Celui qui est tombé dans cette mondanité regarde de haut et de loin, il refuse la prophétie de ses frères, il élimine celui qui lui fait une demande, il fait ressortir continuellement les erreurs des autres et est obsédé par l'apparence. Il a réduit la référence du cœur à l'horizon fermé de son immanence et de ses intérêts et, en conséquence, il n'apprend rien de ses propres péchés et n'est pas authentiquement ouvert au pardon. C'est une terrible corruption sous l'apparence du bien. Il faut l'éviter en mettant l'Eglise en mouvement de sortie de soi, de mission centrée sur Jésus-Christ, d'engagement envers les pauvres. Que Dieu nous libère d'une Eglise mondaine sous des drapés spirituels et pastoraux! Cette mondanité asphyxiante se guérit en savourant l'air pur du Saint-Esprit, qui nous libère de rester centrés sur nous-mêmes, cachés derrière une apparence religieuse vide de Dieu. Ne nous laissons pas voler l'Evangile!
 
 

samedi 1 février 2014

Le pape, un gauchiste épouvantable?
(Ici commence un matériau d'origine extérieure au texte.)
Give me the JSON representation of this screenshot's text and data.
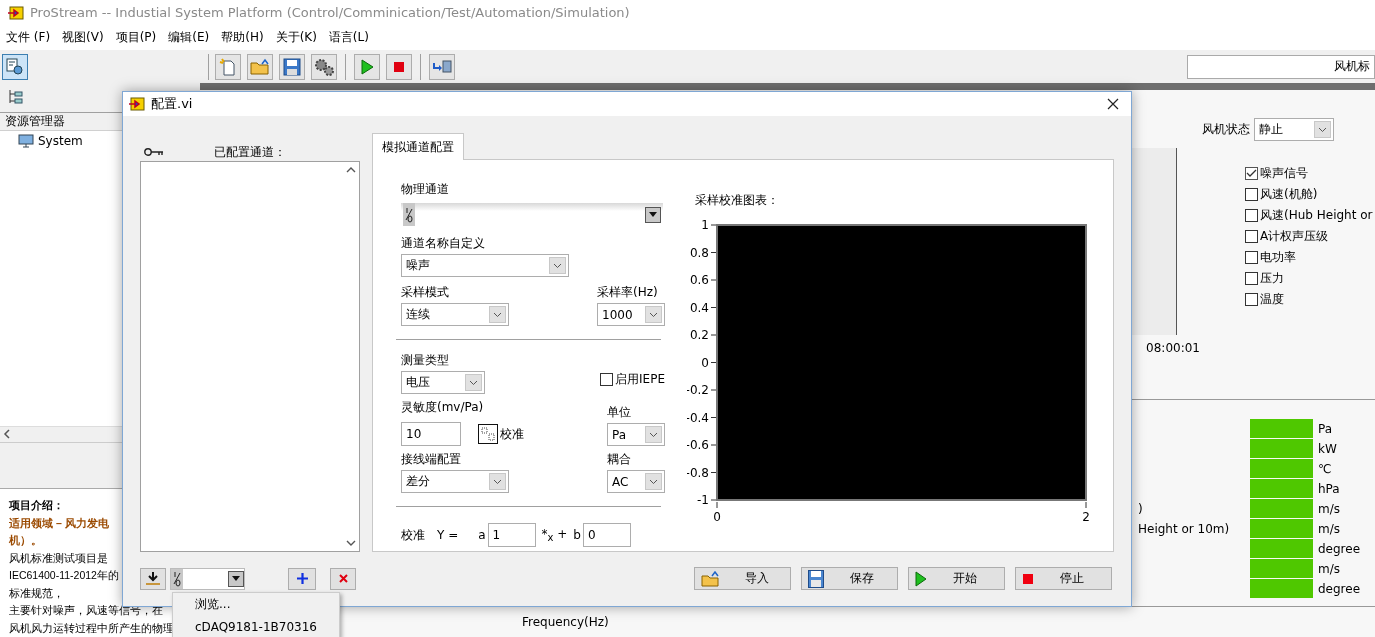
{
  "window": {
    "title": "ProStream -- Industial System Platform (Control/Comminication/Test/Automation/Simulation)"
  },
  "menu": [
    "文件 (F)",
    "视图(V)",
    "项目(P)",
    "编辑(E)",
    "帮助(H)",
    "关于(K)",
    "语言(L)"
  ],
  "toolbar": {
    "buttons": [
      {
        "kind": "explorer",
        "selected": true
      },
      {
        "kind": "new",
        "selected": false
      },
      {
        "kind": "open",
        "selected": false
      },
      {
        "kind": "save",
        "selected": false
      },
      {
        "kind": "settings",
        "selected": false
      },
      {
        "kind": "run",
        "selected": false
      },
      {
        "kind": "stop",
        "selected": false
      },
      {
        "kind": "export",
        "selected": false
      }
    ],
    "search_field": {
      "value": "风机标"
    }
  },
  "sidebar": {
    "header": "资源管理器",
    "items": [
      {
        "label": "System"
      }
    ]
  },
  "intro": {
    "title": "项目介绍：",
    "lines": [
      {
        "text": "适用领域 – 风力发电",
        "kind": "accent"
      },
      {
        "text": "机）。",
        "kind": "accent"
      },
      {
        "text": "风机标准测试项目是",
        "kind": "body"
      },
      {
        "text": "IEC61400-11-2012年的",
        "kind": "body"
      },
      {
        "text": "标准规范，",
        "kind": "body"
      },
      {
        "text": "主要针对噪声，风速等信号，在",
        "kind": "body"
      },
      {
        "text": "风机风力运转过程中所产生的物理",
        "kind": "body"
      }
    ]
  },
  "status": {
    "label": "风机状态",
    "value": "静止"
  },
  "signals": [
    {
      "label": "噪声信号",
      "checked": true
    },
    {
      "label": "风速(机舱)",
      "checked": false
    },
    {
      "label": "风速(Hub Height or",
      "checked": false
    },
    {
      "label": "A计权声压级",
      "checked": false
    },
    {
      "label": "电功率",
      "checked": false
    },
    {
      "label": "压力",
      "checked": false
    },
    {
      "label": "温度",
      "checked": false
    }
  ],
  "time_tick": "08:00:01",
  "legend_lines": [
    ")",
    "Height or 10m)"
  ],
  "units": [
    "Pa",
    "kW",
    "℃",
    "hPa",
    "m/s",
    "m/s",
    "degree",
    "m/s",
    "degree"
  ],
  "frequency_label": "Frequency(Hz)",
  "dialog": {
    "title": "配置.vi",
    "configured_label": "已配置通道：",
    "tabs": [
      {
        "label": "模拟通道配置",
        "selected": true
      }
    ],
    "form": {
      "physical_channel": {
        "label": "物理通道"
      },
      "channel_name": {
        "label": "通道名称自定义",
        "value": "噪声"
      },
      "sample_mode": {
        "label": "采样模式",
        "value": "连续"
      },
      "sample_rate": {
        "label": "采样率(Hz)",
        "value": "1000"
      },
      "measure_type": {
        "label": "测量类型",
        "value": "电压"
      },
      "iepe": {
        "label": "启用IEPE",
        "checked": false
      },
      "sensitivity": {
        "label": "灵敏度(mv/Pa)",
        "value": "10"
      },
      "calibrate_button": "校准",
      "unit": {
        "label": "单位",
        "value": "Pa"
      },
      "terminal": {
        "label": "接线端配置",
        "value": "差分"
      },
      "coupling": {
        "label": "耦合",
        "value": "AC"
      },
      "calibration": {
        "label": "校准",
        "equation": "Y =",
        "a_label": "a",
        "a": "1",
        "x_term": "*$_{x}$ +",
        "b_label": "b",
        "b": "0"
      }
    },
    "chart_data": {
      "type": "line",
      "title": "采样校准图表：",
      "xlim": [
        0,
        2
      ],
      "ylim": [
        -1,
        1
      ],
      "xticks": [
        0,
        2
      ],
      "yticks": [
        1,
        0.8,
        0.6,
        0.4,
        0.2,
        0,
        -0.2,
        -0.4,
        -0.6,
        -0.8,
        -1
      ]
    },
    "buttons": [
      {
        "label": "导入",
        "kind": "import"
      },
      {
        "label": "保存",
        "kind": "save"
      },
      {
        "label": "开始",
        "kind": "start"
      },
      {
        "label": "停止",
        "kind": "stop"
      }
    ],
    "channel_menu": {
      "items": [
        "浏览...",
        "cDAQ9181-1B70316"
      ]
    }
  }
}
Evangelii gaudium/3

Oserais-je reproduire ceci, sans qu'on reproche aux lignes qui suivent d'être épouvantablement gauchistes?
C'est... du pape, au n° 56 de l'Exhortation déjà citée :

Alors que les gains d'un petit nombre s'accroissent exponentiellement, ceux de la majorité se situent d'une façon toujours plus éloignée du bien-être de cette heureuse minorité. Ce déséquilibre procède d'idéologies qui défendent l'autonomie absolue des marchés et la spéculation financière. Par conséquent, ils nient le droit de contrôle des Etats chargés de veiller à la préservation du bien commun. Une nouvelle tyrannie invisible s'instaure, parfois virtuelle, qui impose ses lois et ses règles, de façon unilatérale et implacable. De plus, la dette et ses intérêts éloignent les pays des possibilités praticables par leur économie et les citoyens de leur pouvoir d'achat réel. S'ajoutent à tout cela une corruption ramifiée et une évasion fiscale égoïste qui ont atteint des dimensions mondiales. L'appétit du pouvoir et de l'avoir ne connaît pas de limites. Dans ce système, qui tend à tout phagocyter dans le but d'accroître les bénéfices, tout ce qui est fragile, comme l'environnement, reste sans défense par rapport aux intérêts du marché divinisé, transformés en règle absolue.

Et, au n°58 :

Une réforme financière qui n'ignore pas l'éthique demanderait un changement vigoureux d'attitude de la part des dirigeants politiques, que j'exhorte à affronter ce défi avec détermination et avec clairvoyance, sans ignorer, naturellement, la spécificité de chaque contexte. L'argent doit servir et non pas gouverner. Le pape aime tout le monde, riches et pauvres, mais il a le devoir, au nom du Christ, de rappeler que les riches doivent aider les pauvres, les respecter et les promouvoir. Je vous exhorte à la solidarité désintéressée et à un retour de l'économie et de la finance à une éthique en faveur de l'être humain.